Green Energy & Expo

Biography

Biography: Shiba Subedi

Abstract

Using first principles density functional theory calculations, we systematically studied the structural and electronic properties of boron nano disc (B-nd) and boron nitride nano disc(BN- nd). By using state of art method we designed two novel structures of B-nd and BN-nd with average diameter of 0.8578 nm and 0.7487 nm respectively. These structures are optimized using sufficient conjugate gradient steps followed by individual convergence test of Mesh-cutoff, K- points and lattice constants.

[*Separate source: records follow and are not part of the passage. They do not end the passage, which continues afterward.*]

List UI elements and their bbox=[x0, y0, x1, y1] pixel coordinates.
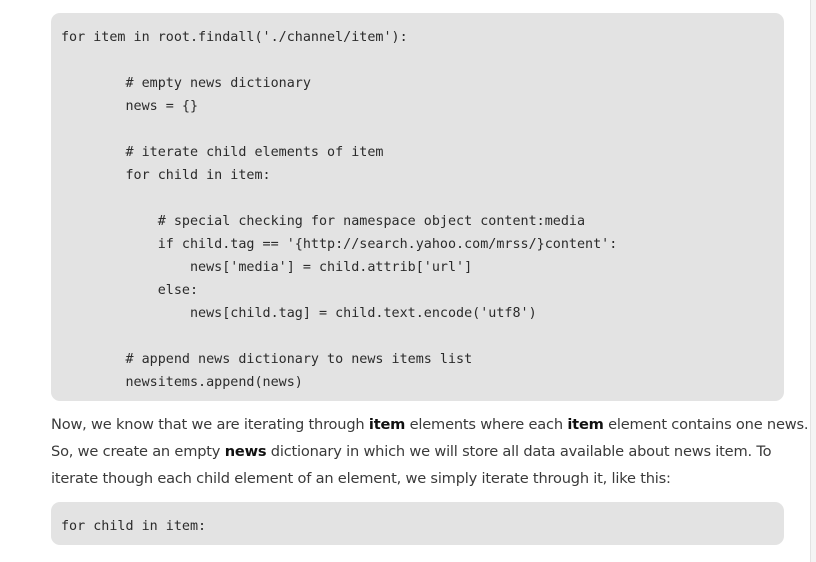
code-line: if child.tag == '{http://search.yahoo.co… bbox=[61, 237, 618, 252]
scrollbar-track[interactable] bbox=[810, 0, 816, 562]
paragraph-text: Now, we know that we are iterating throu… bbox=[51, 416, 369, 433]
explanation-paragraph: Now, we know that we are iterating throu… bbox=[51, 411, 809, 492]
article-page: for item in root.findall('./channel/item… bbox=[0, 0, 816, 562]
code-line: for child in item: bbox=[61, 519, 207, 534]
code-line: for item in root.findall('./channel/item… bbox=[61, 30, 408, 45]
paragraph-line: iterate though each child element of an … bbox=[51, 465, 791, 492]
code-block-child-loop: for child in item: bbox=[51, 502, 784, 545]
paragraph-text: dictionary in which we will store all da… bbox=[266, 443, 772, 460]
code-line: # empty news dictionary bbox=[61, 76, 311, 91]
paragraph-text: elements where each bbox=[405, 416, 568, 433]
keyword-item: item bbox=[368, 416, 406, 433]
paragraph-line: Now, we know that we are iterating throu… bbox=[51, 411, 809, 438]
keyword-item: item bbox=[567, 416, 604, 433]
paragraph-line: So, we create an empty news dictionary i… bbox=[51, 438, 791, 465]
code-line: newsitems.append(news) bbox=[61, 375, 303, 390]
keyword-news: news bbox=[224, 443, 267, 460]
paragraph-text: So, we create an empty bbox=[51, 443, 225, 460]
code-line: news['media'] = child.attrib['url'] bbox=[61, 260, 473, 275]
code-line: news[child.tag] = child.text.encode('utf… bbox=[61, 306, 537, 321]
code-line: # special checking for namespace object … bbox=[61, 214, 586, 229]
paragraph-text: element contains one news. bbox=[603, 416, 809, 433]
code-line: news = {} bbox=[61, 99, 199, 114]
code-line: for child in item: bbox=[61, 168, 271, 183]
code-line: # iterate child elements of item bbox=[61, 145, 384, 160]
code-line: else: bbox=[61, 283, 199, 298]
code-line: # append news dictionary to news items l… bbox=[61, 352, 473, 367]
paragraph-text: iterate though each child element of an … bbox=[51, 470, 671, 487]
code-block-parse-items: for item in root.findall('./channel/item… bbox=[51, 13, 784, 401]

After structural optimization our ab-initio calculation calculated cohesive energy per pair of atoms to verify the stability of structures in generalized gradient approximation (GGA) within the SIESTA (Spanish Initiative for Electronic Simulations with Thousands of Atoms) package. The main feature of SIESTA is the use of flexible basis sets composed of linear combination of numerical atomic orbitals, which can be generated by solving the Kohn–Sham equation of atomic pseudopotentials. In order to explore details of electronic properties of these nanodiscs, further density of states, partial/projected density of states, band structure and charge densities of are performed at ambient conditions. These studies show thatBN-nd is comparatively more stable and exhibits semiconducting nature with ~0.6 eV energy gap, whereas B-nd depicting metallic behavior with finite density of states at Fermi energy level. It is found that while doping nitrogen in boron disc it creates energy gap and decreases the conductance also. That mean studied systems may serve as semiconductor as well as metal depending upon the necessity. In the field of materials probably we are first time reporting a novel and theoretical studies on any nanodisc.